Kasus ini telah naik ke tahap penyidikan sejak Kamis malam, 11 Desember 2025, diungkapkan oleh Kapolres Jakarta Utara Kombes Erick Frendriz. Sejumlah langkah investigasi telah dilakukan, termasuk pemeriksaan terhadap 10 saksi yang terdiri dari pelapor, korban, dan pihak sekolah.
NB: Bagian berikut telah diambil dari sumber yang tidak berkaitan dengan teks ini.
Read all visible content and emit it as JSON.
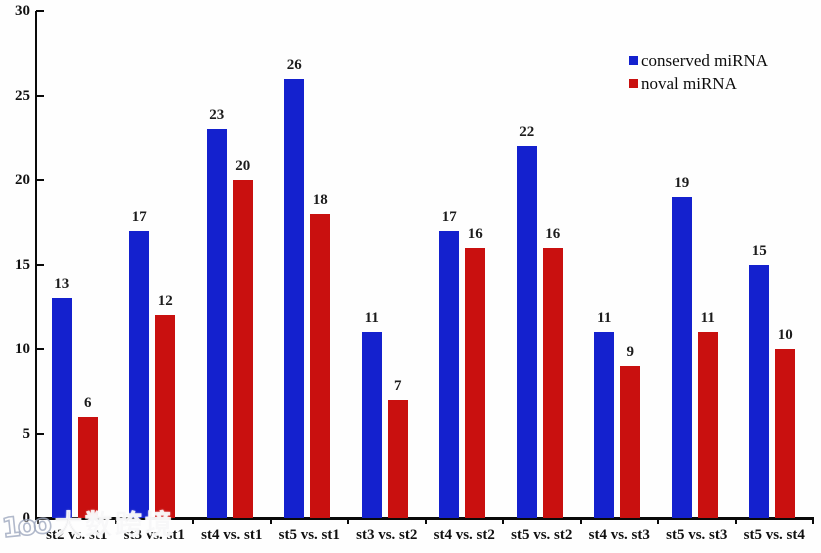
{
  "watermark": {
    "logo_icon": "100-smiley-logo",
    "logo_glyphs": "1oo",
    "text": "大数跨境"
  },
  "chart_data": {
    "type": "bar",
    "title": "",
    "xlabel": "",
    "ylabel": "",
    "categories": [
      "st2 vs. st1",
      "st3 vs. st1",
      "st4 vs. st1",
      "st5 vs. st1",
      "st3 vs. st2",
      "st4 vs. st2",
      "st5 vs. st2",
      "st4 vs. st3",
      "st5 vs. st3",
      "st5 vs. st4"
    ],
    "series": [
      {
        "name": "conserved miRNA",
        "color": "#1421CE",
        "values": [
          13,
          17,
          23,
          26,
          11,
          17,
          22,
          11,
          19,
          15
        ]
      },
      {
        "name": "noval miRNA",
        "color": "#C9100F",
        "values": [
          6,
          12,
          20,
          18,
          7,
          16,
          16,
          9,
          11,
          10
        ]
      }
    ],
    "ylim": [
      0,
      30
    ],
    "yticks": [
      0,
      5,
      10,
      15,
      20,
      25,
      30
    ],
    "grid": false,
    "value_labels": true,
    "legend_position": "top-right",
    "axis_color": "#0a0a0a",
    "background": "#fefefe"
  }
}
Olah tempat kejadian perkara (TKP) juga rampung dilaksanakan polisi tak lama setelah insiden.
Dugaan awal mengarah pada kondisi pengemudi yang tidak prima. Kapolsek Cilincing Ajun Komisaris Bobi Subasri menyebutkan bahwa AI diduga mengantuk saat mengemudikan kendaraan.
Lebih lanjut, ia diduga panik ketika pedal rem tidak berfungsi dan secara tidak sengaja menginjak pedal gas. Fatalnya, mobil tersebut langsung menerobos pagar dan menabrak puluhan siswa.
Kondisi kesehatan AI diperkuat oleh Kepala Badan Gizi Nasional, Dadan Hindayana. Dadan menyatakan bahwa AI kurang tidur, dengan jadwal istirahat hanya dari pukul empat subuh dan sudah harus bangun pukul enam pagi. Meskipun demikian, hasil tes urine terhadap AI menunjukkan negatif, mengonfirmasi bahwa ia tidak berada di bawah pengaruh narkotika atau alkohol.